Pan Stefan, to piekarz z dyplomem, teraz już na emeryturze. W przeszłości prowadził piekarnię, a jego pasją była jazda na rowerze. Był nawet prezesem KS "Płomień"sekcji kolarskiej. Swoją żonę Jadwigę poznał przez przypadek.
– Przyjechała z Biłgoraja na pogrzeb dziadka, który tu mieszkał, to była miłość od pierwszego wejrzenia– mówi pan Stefan. Para pobrała się 29 sierpnia 1972 roku w Biłgoraju. Para doczekała się dwóch dwóch synów. Jazda na rowerze była wielka pasją pana Stefana.
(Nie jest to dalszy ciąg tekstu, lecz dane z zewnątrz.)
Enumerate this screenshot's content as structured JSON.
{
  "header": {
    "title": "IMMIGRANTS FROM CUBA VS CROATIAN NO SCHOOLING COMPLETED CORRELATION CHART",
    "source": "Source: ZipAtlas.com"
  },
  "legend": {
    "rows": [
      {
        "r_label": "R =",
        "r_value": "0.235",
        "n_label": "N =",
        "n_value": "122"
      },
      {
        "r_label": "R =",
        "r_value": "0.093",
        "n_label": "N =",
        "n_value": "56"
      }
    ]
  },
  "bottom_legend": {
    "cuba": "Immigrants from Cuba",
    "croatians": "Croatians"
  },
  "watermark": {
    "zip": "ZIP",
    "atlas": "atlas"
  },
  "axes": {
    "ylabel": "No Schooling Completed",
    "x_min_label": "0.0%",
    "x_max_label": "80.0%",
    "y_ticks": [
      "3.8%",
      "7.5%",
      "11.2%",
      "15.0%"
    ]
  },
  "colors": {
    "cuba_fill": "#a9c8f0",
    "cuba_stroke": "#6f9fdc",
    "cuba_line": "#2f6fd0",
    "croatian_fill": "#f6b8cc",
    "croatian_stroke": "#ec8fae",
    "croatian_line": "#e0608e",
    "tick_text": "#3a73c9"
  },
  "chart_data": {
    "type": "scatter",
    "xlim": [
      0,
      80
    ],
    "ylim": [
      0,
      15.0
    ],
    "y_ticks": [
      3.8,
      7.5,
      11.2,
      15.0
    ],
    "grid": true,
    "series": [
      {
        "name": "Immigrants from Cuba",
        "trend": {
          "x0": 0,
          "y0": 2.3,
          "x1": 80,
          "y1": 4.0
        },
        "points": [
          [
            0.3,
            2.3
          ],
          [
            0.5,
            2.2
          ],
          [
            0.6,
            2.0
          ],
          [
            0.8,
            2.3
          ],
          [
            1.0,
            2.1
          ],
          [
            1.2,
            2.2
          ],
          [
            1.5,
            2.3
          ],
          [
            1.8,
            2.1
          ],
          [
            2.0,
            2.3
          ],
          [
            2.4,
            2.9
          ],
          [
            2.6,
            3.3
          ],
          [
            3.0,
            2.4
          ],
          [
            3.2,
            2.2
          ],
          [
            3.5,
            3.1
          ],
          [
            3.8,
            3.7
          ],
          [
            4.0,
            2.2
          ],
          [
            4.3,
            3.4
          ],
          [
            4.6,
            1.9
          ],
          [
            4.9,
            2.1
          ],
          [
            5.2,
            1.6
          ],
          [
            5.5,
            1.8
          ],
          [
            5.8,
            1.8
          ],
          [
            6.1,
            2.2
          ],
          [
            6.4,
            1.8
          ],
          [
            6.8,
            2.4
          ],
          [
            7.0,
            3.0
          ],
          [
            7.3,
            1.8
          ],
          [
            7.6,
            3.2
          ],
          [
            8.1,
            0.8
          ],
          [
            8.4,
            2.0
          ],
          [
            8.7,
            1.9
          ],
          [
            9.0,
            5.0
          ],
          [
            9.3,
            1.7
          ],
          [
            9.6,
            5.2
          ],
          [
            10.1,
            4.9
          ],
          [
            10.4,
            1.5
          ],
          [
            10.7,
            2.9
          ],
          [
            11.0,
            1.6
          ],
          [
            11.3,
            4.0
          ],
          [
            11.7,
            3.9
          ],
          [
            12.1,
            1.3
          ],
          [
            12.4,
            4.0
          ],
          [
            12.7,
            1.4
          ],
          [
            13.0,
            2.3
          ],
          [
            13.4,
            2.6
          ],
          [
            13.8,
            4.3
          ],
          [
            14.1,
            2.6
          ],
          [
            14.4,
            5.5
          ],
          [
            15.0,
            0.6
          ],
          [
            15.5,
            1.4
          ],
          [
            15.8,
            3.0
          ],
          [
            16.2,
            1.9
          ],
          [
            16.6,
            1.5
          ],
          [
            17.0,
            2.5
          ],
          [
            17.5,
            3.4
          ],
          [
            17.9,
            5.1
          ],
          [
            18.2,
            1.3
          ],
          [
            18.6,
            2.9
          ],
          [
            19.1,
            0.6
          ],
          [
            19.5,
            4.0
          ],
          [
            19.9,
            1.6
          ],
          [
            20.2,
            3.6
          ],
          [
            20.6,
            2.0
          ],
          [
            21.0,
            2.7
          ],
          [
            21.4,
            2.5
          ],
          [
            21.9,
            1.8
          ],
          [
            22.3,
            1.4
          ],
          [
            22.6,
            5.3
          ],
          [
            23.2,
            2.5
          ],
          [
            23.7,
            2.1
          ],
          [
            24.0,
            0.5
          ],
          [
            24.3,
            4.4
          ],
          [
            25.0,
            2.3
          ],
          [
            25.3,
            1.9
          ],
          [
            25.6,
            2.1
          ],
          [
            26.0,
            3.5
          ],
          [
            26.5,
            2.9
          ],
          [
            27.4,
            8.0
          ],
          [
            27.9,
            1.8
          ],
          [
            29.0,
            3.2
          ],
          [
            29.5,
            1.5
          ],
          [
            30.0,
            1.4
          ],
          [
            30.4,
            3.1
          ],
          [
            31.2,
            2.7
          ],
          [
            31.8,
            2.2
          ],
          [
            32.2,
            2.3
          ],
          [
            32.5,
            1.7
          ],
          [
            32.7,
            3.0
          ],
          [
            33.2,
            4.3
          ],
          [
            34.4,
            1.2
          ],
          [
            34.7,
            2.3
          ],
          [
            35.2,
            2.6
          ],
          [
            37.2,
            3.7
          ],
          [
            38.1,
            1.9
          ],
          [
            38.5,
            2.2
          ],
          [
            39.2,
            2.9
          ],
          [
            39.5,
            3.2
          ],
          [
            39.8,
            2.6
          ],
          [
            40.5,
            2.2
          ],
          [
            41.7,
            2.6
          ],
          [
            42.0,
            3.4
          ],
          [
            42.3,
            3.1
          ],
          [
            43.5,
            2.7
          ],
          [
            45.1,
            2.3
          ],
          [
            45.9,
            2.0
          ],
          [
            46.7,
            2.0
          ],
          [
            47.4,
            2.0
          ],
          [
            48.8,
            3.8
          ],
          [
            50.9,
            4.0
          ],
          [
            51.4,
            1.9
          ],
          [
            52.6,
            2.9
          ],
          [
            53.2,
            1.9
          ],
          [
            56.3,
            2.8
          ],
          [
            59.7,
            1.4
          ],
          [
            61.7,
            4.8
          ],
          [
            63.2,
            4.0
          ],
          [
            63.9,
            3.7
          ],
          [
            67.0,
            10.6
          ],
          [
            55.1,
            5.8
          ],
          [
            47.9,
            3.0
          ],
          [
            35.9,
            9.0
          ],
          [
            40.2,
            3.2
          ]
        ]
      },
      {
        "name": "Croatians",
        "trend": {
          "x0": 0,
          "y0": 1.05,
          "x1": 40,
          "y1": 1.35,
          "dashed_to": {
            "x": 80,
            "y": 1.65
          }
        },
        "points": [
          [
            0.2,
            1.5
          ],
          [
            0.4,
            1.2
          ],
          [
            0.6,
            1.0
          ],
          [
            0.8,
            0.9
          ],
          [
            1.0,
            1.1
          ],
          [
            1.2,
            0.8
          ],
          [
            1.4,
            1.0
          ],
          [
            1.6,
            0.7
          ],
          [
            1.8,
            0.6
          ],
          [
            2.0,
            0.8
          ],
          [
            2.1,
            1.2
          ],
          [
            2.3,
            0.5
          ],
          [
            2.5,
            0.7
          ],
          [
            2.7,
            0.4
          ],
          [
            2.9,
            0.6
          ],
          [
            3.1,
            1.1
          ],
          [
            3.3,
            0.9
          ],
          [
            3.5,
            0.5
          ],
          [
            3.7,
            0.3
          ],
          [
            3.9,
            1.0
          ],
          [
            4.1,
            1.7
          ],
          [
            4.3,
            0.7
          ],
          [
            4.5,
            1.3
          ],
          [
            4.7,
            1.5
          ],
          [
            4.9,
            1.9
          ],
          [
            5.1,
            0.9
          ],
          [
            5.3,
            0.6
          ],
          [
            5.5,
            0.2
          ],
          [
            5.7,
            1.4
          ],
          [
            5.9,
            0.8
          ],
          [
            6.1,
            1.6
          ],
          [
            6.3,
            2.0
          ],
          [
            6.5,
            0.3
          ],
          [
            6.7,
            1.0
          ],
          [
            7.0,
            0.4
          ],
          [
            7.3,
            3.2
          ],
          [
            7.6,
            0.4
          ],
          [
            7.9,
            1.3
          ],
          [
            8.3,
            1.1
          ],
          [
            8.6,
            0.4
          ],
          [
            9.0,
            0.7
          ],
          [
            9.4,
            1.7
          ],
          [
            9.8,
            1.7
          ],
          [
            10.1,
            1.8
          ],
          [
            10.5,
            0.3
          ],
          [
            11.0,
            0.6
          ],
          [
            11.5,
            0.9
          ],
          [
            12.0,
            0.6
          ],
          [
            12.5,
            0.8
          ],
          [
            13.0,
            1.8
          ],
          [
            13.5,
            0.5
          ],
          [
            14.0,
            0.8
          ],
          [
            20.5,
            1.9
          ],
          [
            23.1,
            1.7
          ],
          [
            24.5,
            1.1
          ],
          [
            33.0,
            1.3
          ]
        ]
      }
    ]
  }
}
– W sumie mogę powiedzieć, że dwa razy okrążyłem kulę ziemską – dodaje pan Stefan. Starannie zapisuje wszystkie przebyte trasy w książeczce kolarskiej, ma nawet srebrną odznakę. Dodaje, że być może dlatego spontanicznie wpadł na pomysł, żeby właśnie rowerem pojechać do Biłgoraja, by w ten sposób uczcić rocznicę ślubu i pamięć ukochanej żony.
– Teraz mam problemy z kolanami, mam zwyrodnienie stawów i trudności z chodzeniem, dlatego z pomocą przyszedł mój syn i w rowerze zamontował silnik elektryczny – opowiada nam pan Stefan. W sumie podróż w jedną stronę zajęła panu Stefanowi dwa dni. Aby mieć pieniądze na opłacenie kosztów wyprawy pan Stefan zebrał 140 litrów jagód. Teraz niezwykły emeryt planuje kolejne wyprawy, tym razem zechce wspomóc osobę potrzebującą pomocy.